O que isso envolve? “Precisamos fortalecer nossas democracias, reforçando o patriotismo cívico, melhorando a governança, descentralizando o governo e diminuindo o papel do dinheiro na política. Devemos tornar o governo mais responsável. Devemos ter uma mídia que apoie a democracia em vez de destruí-la. Somente com tais reformas há alguma esperança de restaurar de movo vigoroso a vida dessa flor delicada, o capitalismo democrático”. Tudo isso me parece tão utópico quanto aquilo que Wolf afirma do socialismo democrático; esse regime, ademais, seria claramente inadequado para aumentar o crescimento da produtividade, reduzir a desigualdade e aumentar a renda dos povos do mundo.
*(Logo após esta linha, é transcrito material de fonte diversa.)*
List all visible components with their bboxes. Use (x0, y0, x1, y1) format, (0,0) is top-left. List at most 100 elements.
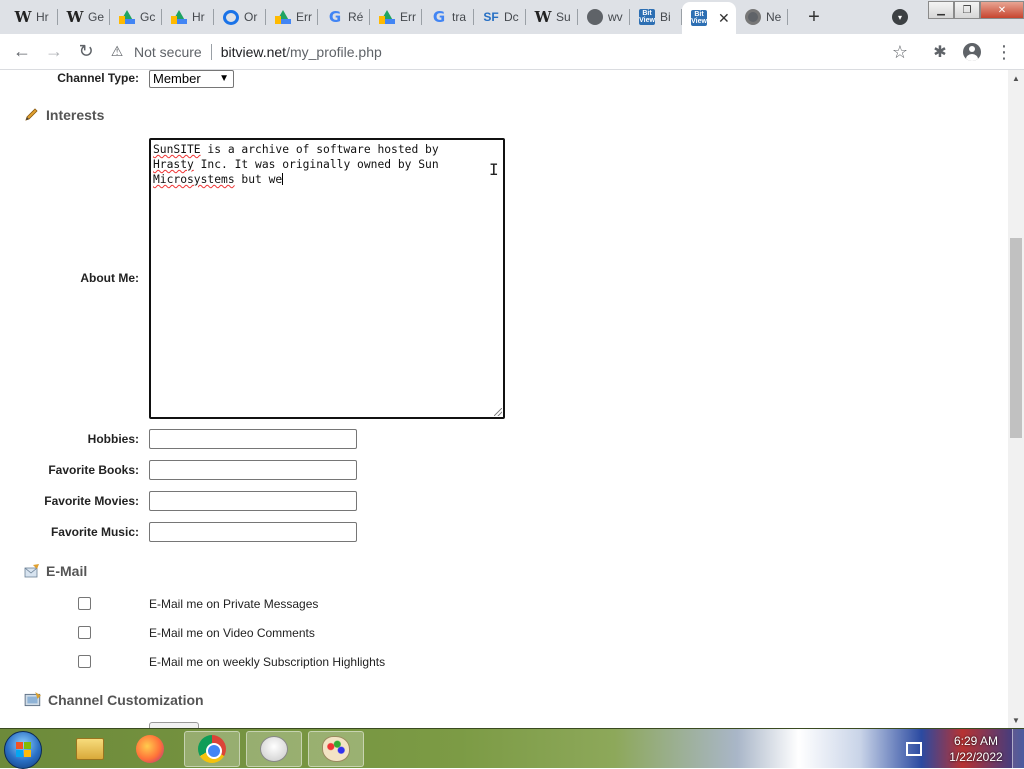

Embora a democracia liberal seja ameaçada por uma série de estados autocráticos (não seria o contrário, ou seja, o “capitalismo democrático” dos EUA e de seus aliados é que estaria ameaçando “estados autocráticos” resistentes), devemos evitar a guerra conforme querem a China e a Rússia. “A relação com a China deve ser de cooperação, competição, coexistência e confronto, mas não devemos esperar um conflito aberto, muito menos um conflito armado. Isso seria uma catástrofe.” Ora, Sr. Wolf, diga isso aos estrategistas militares do capitalismo democrático na América e na Europa.

Wolf termina seu longo ensaio com bastante pessimismo sobre as perspectivas de que o seu “novo” New Deal possa acontecer. “Infelizmente, enquanto escrevo estes últimos parágrafos no inverno de 2022, me pego duvidando se os EUA ainda serão uma democracia funcional até o final da década. Se a democracia dos EUA entrar em colapso, que futuro pode haver para a grande ideia de “governo do povo, pelo povo, para o povo”?” Ora, essa grande ideia já se foi há muito tempo nos EUA. Ademais, ela não tem futuro no capitalismo catastrófico do século XXI.